Beau est différent. Maître d’une histoire, de son histoire, il mène une exploration à travers ses souvenirs, ses songes et ses plus grandes peurs. Dans une quête de 3h, Ari Aster cherche à réunir physiquement certes, mais surtout psychologiquement Beau (Joaquin Phoenix) et Mona, sa mère (Patti LuPone).
Ari Aster casse les codes
Dans une composition au rythme effréné, Beau tente à tout prix de lutter contre un univers qui semble se liguer contre lui. Menant une quête quasi impossible dans une histoire aussi improbable qu’elle soit, il tente de se battre contre les autres mais surtout contre lui-même. Ari Aster casse son personnage, le tord, le distend tout comme son histoire. Dès qu’une péripétie est bien construite, dès que le spectateur est confortablement installé, Ari Aster arrive et détruit tout à coup de masse. Brillamment, il arrive à perdre Beau et à perdre ses spectateurs. Il ne faut pas s’attacher à qui que ce soit, ni à quoi que ce soit car tout peut se casser à tout moment. C’est ainsi que l’histoire prend forme, que l’histoire de Beau prend forme. Dans un humour décalé emprunté à Terry Gilliam et dans des scènes (humoristiques également mais pas que) qui rappellent David Lynch, Ari Aster démontre toute sa palette créative en s’inspirant (peut-être) mais surtout en créant une histoire littéralement dingue.

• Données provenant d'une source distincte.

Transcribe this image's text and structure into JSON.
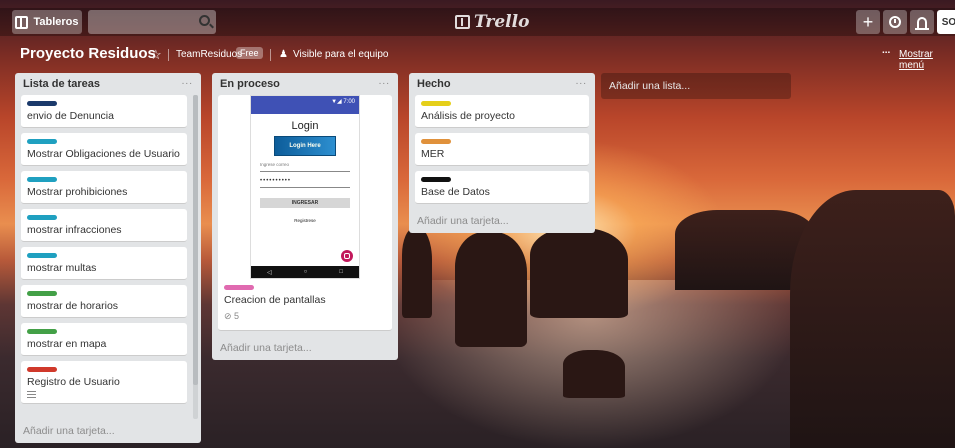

Joaquin Phoenix, au sommet de son art
Un grand film, c’est avec une grande actrice ou/et un grand acteur. Joaquin Phoenix est immense. Beau is Afraid le confirme. De l’enfance (Beau jeune est interprété par Armen Nehapetian) à un âge avancé, Beau (Joaquin Phoenix) traverse le temps et l’espace avec justesse. Dans un jeu à la fois sincère, touchant et absurde, Joaquin Phoenix dresse un parfait portrait d’une folie dévorante pour son personnage et pour les autres. Principale victime, il n’arrive pas à faire comprendre sa pathologie à sa mère et tente par tous les biais de se sortir de situations aussi impromptues les unes que les autres.
À noter la présence quasi muette mais hilarante de Denis Ménochet. Compagnon de route de Beau, qui est en mission durant une bonne partie du film.
Beau is Afraid, chef-d’œuvre et véritable ovni cinématographique
Beau is Afraid est mon film le plus personnel – c’est ainsi qu’Ari Aster définit son dernier film.
S’obstiner à chercher un sens tout cousu à Beau is Afraid serait tomber et s’enfermer dans la réalité de Beau. Les griffes se resserrant, il convient d’apprécier le film comme une longue recherche menée par le personnage de Joaquin Phoenix. Ari Aster dessine cette réalité alternative perçue par Beau, une réalité par moment idyllique, par moment angoissante. Une réalité qui est à l’image de ses sentiments, de ses sautes d’humeur, tantôt positives et tantôt négatives.
Beau is Afraid est un véritable voyage initiatique dans la tête de Beau. Avec Ari Aster, 3h c’est court. Quelle audace de réaliser un tel film aujourd’hui, une longue épopée introspective qui pousse ses protagonistes, tout comme ses spectateurs dans leurs retranchements. Bref, du cinéma, du grand cinéma ! Bravo, Monsieur Aster.
Beau is Afraid, la capharnaüm ordonné d’Ari Aster sort le 26 avril en France.